A piece of paper brought down a dictatorship:on the morning of November 9, 1989, the high-ranking functionary Gerhard Lauter - colonel of the People's Police - drafted new travel regulations in the GDR Ministry of the Interior, intended to save the GDR from collapse. On his own authority, against the orders of the SED Politburo and the concerns of the Stasi, Lauter decreed freedom of travel for all GDR citizens - albeit in an orderly and bureaucratic manner. A little later, the paper was presented to the Central Committee of the SED - as one of dozens of points discussed in the group. The new travel regulations passed the Central Committee unopposed.
Schabowski announces freedom of travel for GDR citizens
In the afternoon, State Council Chairman Egon Krenz hands the paper to Günter Schabowski, spokesman for the SED Politburo. Schabowski does not know that the content will not be announced until the next morning and that the new regulation will not come into force until November 10th. On a handwritten piece of paper he made the note "Read out the text of the travel regulations" for the forthcoming press conference. There he stammers and confuses the text live on GDR television and explains that the new regulation applies "immediately, without delay".
Citizens storm the border
"Schabowskis Zettel" immediately unfolds its full explosive power. In the hours that follow, people flock to the border crossings in droves.
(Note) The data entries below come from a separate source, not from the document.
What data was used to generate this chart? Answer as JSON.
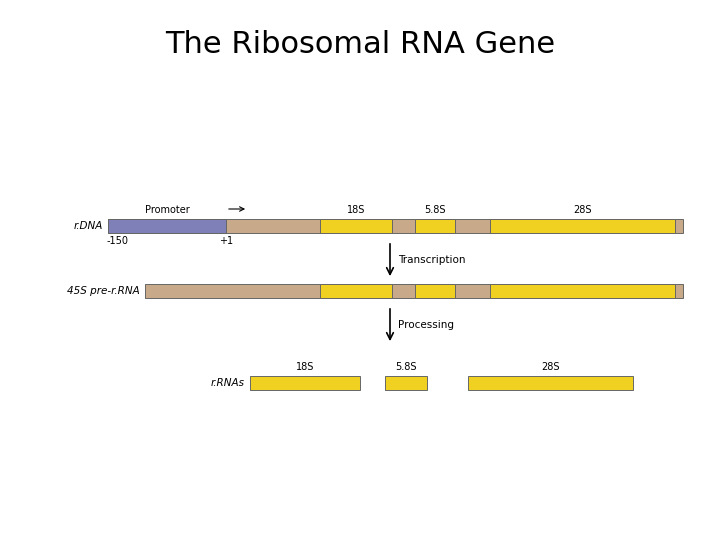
{
  "title": "The Ribosomal RNA Gene",
  "title_fontsize": 22,
  "title_font": "sans-serif",
  "bg_color": "#ffffff",
  "colors": {
    "purple": "#8080b8",
    "tan": "#c8aa8a",
    "yellow": "#f0d020",
    "outline": "#666666"
  },
  "rdna_label": "r.DNA",
  "minus150_label": "-150",
  "plus1_label": "+1",
  "promoter_label": "Promoter",
  "label_18s": "18S",
  "label_58s": "5.8S",
  "label_28s": "28S",
  "transcription_label": "Transcription",
  "processing_label": "Processing",
  "pre_rrna_label": "45S pre-r.RNA",
  "rrnas_label": "r.RNAs",
  "label_18s_r": "18S",
  "label_58s_r": "5.8S",
  "label_28s_r": "28S"
}
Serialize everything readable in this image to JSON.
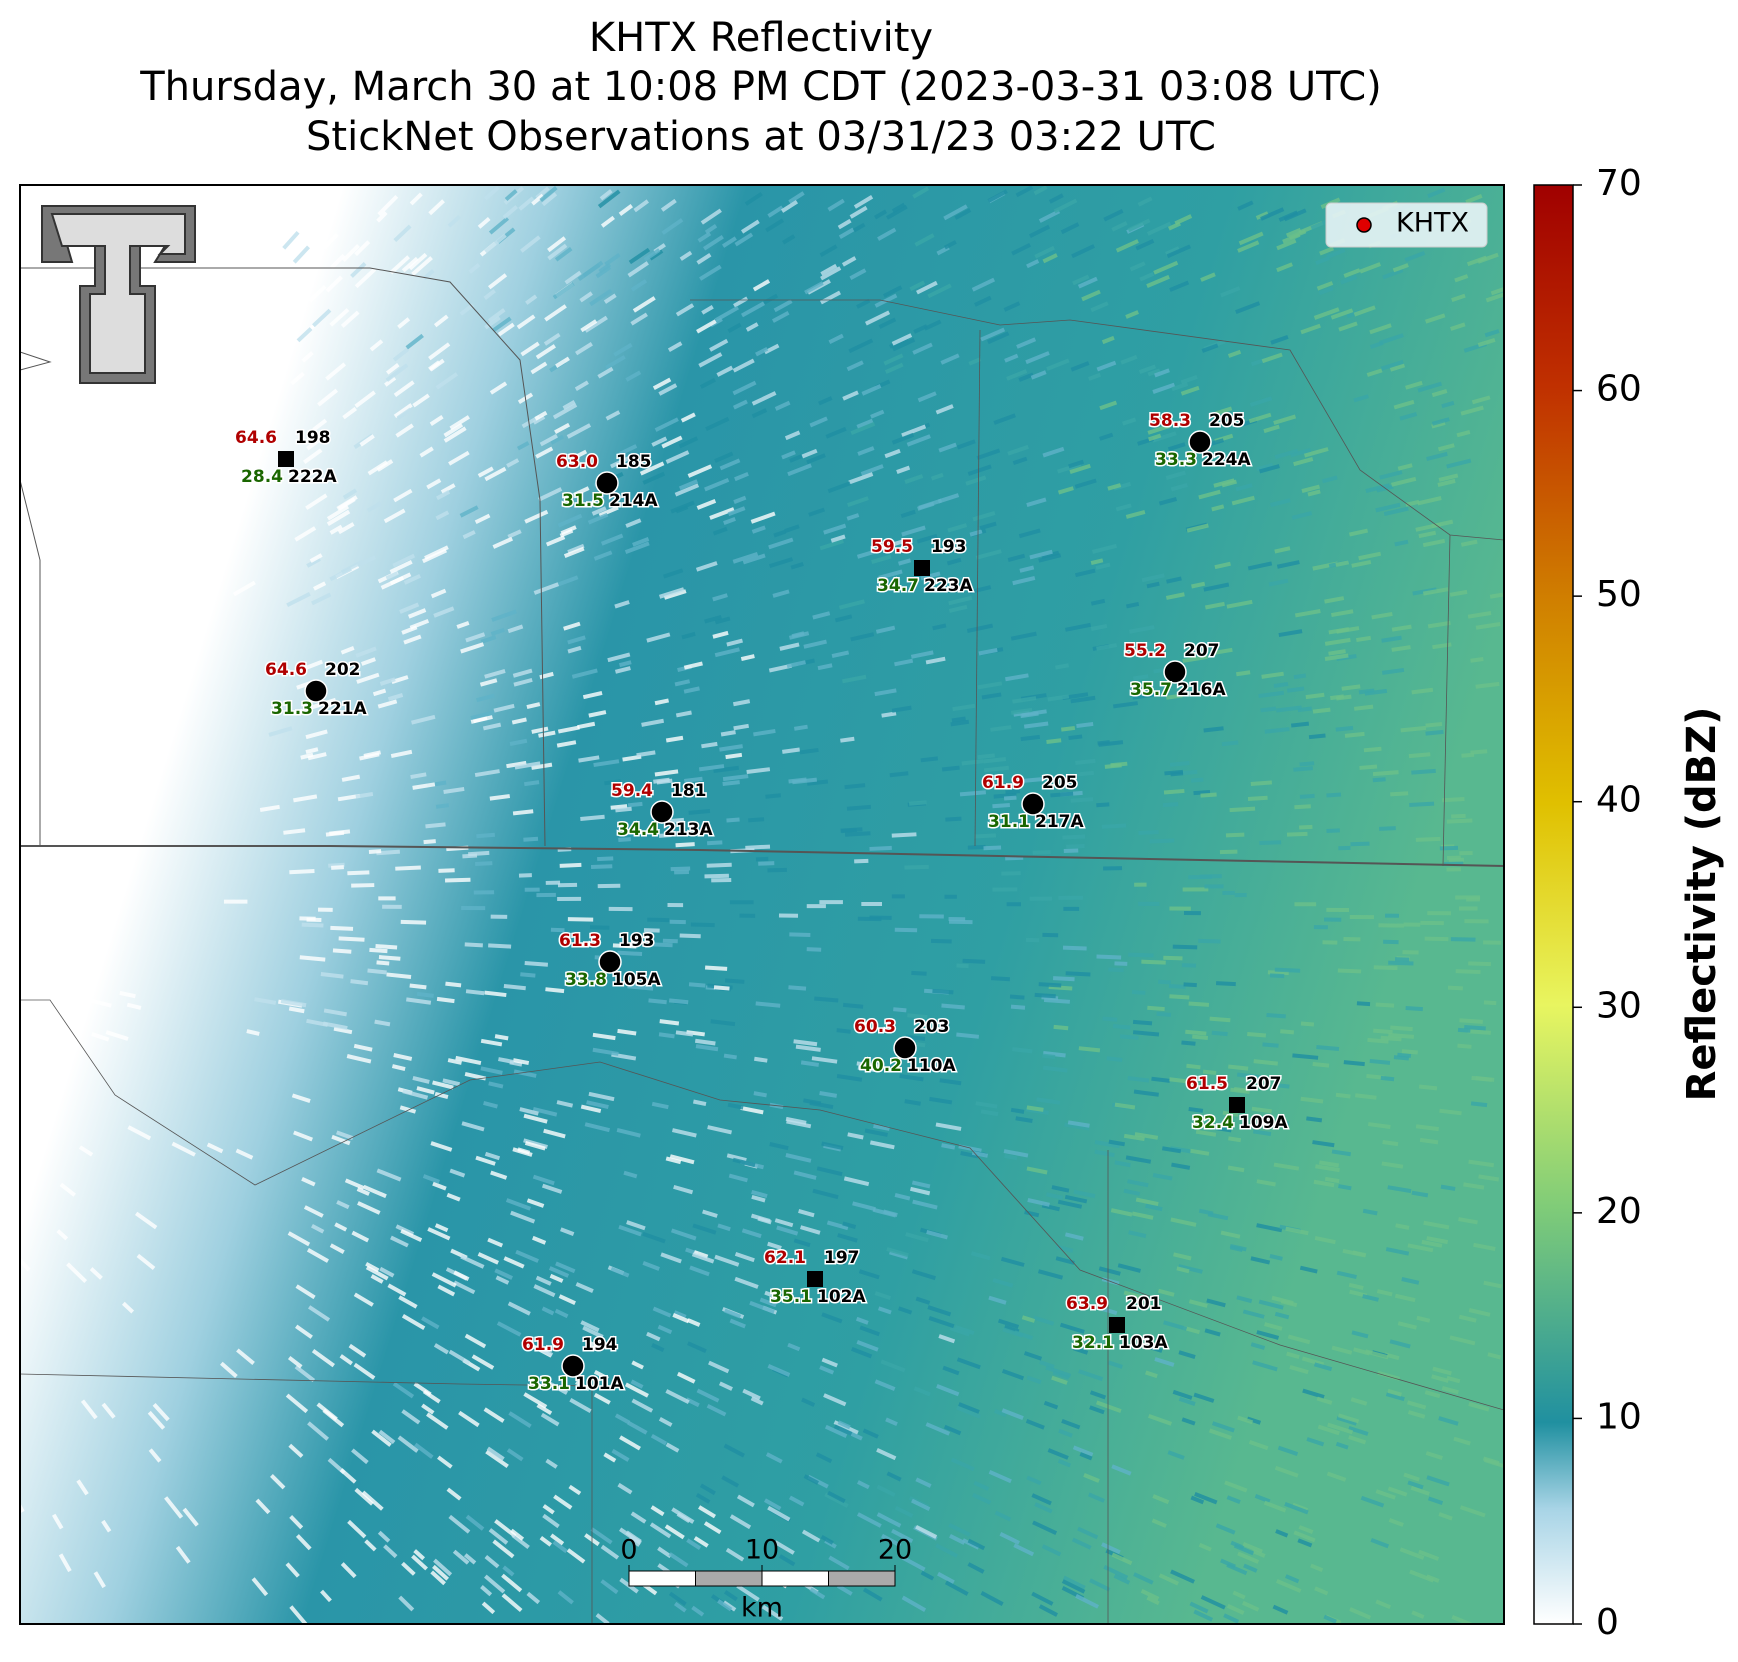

Harald Jäger, head of passport control on Bornholmer Strasse, made the fateful choice that night:open the borders or have them shot. A last, desperate attempt by the Stasi to get rid of the loudest screamers through a covert expatriation and thus take the pressure off the borders fails.
The order is getting out of joint
On November 9, 1989, something unique happens:the laws of the authoritarian state are suspended for a few hours. Improvisation and spontaneity prevail instead of control and obedience. What politicians on both sides cannot imagine, the people of Berlin are taking matters into their own hands. On Invalidenstrasse, a handful of West Berliners led by the student Benedikt Sedlmaier advanced into East Berlin and stormed the Brandenburg Gate. A revolution from below - and from both sides. The fall of the wall is taking place behind the backs and beyond the intentions of all politicians and state organs.
Since 2015 in the museum:Schabowski's note
For a long time, Schabowski's note with his handwritten notes for the press conference and the momentous note on travel regulations was considered lost. It reappeared in 2015 and is now owned by the "House of History" foundation in Bonn.